The best therapy for gingivitis is prevention. Gingivitis prevention entails educating patients about proper oral hygiene maintenance, regular visits to the dentist every four months to remove dental calculus and polish teeth, as well as regular and proper oral hygiene maintenance kept up by the patient.
If gum inflammation occurs, it is treated by various methods in the domain of periodontics. It can be treated by simply removing the tooth calculus, by prescribing antibiotics or by conducting various surgical interventions in the domain of periodontics.
Periodontitis is a disease of the tissue surrounding and supporting the teeth, keeping them in the jaw bone and buffering the chewing forces they are exposed to.
The tissue that supports teeth is called the periodontium. To explain simply, the tooth is held in the jaw bone and the gingiva is located over the jaw bone and a very small part of the tooth. There are also other tissues that are subject to expert consideration and are not of interest to patients. The narrow space between the gums and the neck of the tooth is barely 0.5 to 1 mm wide and is called the sulcus. It is a naturally present space that can be reached by toothbrush bristles and cleaned.
In the case of gum inflammation, if left untreated, the toxins in bacteria start to destroy the bone around the tooth and it starts to recede. That is how periodontal pockets appear. Toothbrush bristles cannot reach such pockets and it becomes impossible to maintain normal hygiene. As a result, food remains accumulate in these pockets and toxins from bacteria allow the disease to progress further.

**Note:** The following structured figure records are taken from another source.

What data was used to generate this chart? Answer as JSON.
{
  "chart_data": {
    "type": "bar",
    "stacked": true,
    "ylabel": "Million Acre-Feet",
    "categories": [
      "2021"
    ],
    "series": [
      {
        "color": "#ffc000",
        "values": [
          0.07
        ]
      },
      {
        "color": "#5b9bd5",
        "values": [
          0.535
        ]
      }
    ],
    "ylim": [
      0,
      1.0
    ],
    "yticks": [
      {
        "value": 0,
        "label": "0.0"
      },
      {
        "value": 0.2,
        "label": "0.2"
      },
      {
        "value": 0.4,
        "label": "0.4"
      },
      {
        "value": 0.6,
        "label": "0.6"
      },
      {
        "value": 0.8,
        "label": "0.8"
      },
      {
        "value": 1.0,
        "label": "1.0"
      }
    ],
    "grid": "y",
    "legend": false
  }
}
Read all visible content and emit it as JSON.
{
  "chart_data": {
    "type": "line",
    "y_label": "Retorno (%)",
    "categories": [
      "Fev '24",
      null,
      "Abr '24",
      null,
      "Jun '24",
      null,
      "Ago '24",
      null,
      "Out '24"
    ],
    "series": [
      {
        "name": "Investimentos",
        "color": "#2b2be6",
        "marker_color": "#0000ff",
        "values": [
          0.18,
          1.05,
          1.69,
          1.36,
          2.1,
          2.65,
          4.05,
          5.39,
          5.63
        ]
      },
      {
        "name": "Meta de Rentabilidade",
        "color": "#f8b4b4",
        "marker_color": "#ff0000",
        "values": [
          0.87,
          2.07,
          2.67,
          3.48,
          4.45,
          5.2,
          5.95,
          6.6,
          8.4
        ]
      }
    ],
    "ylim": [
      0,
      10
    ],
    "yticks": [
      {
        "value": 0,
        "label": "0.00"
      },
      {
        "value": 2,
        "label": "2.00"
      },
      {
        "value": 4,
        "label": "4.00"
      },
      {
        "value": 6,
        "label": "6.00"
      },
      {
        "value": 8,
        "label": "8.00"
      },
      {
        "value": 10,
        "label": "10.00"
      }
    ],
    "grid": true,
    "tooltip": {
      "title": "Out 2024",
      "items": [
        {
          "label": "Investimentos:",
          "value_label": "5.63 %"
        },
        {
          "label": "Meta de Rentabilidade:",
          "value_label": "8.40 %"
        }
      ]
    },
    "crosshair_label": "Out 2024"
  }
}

Periodontitis is diagnosed based on a clinical examination, including probing the periodontal pockets, and based on radiographic imaging of the teeth. At the examination, the depth and type of periodontal pockets is determined and an adequate therapy is recommended.
Periodontitis is usually discovered during a routine panoramic x-ray, when symptoms occur or when teeth begin to loosen.
There are different types of periodontitis, although most are caused by dental plaque, i.e. bacteria that exude toxins. Dental plaque accumulates due to inadequate oral hygiene.
Tooth calculus is the accessing factor in the appearance of periodontitis, its structure, which under a microscope resembles caves, is ideal for food deposits and bacteria growth.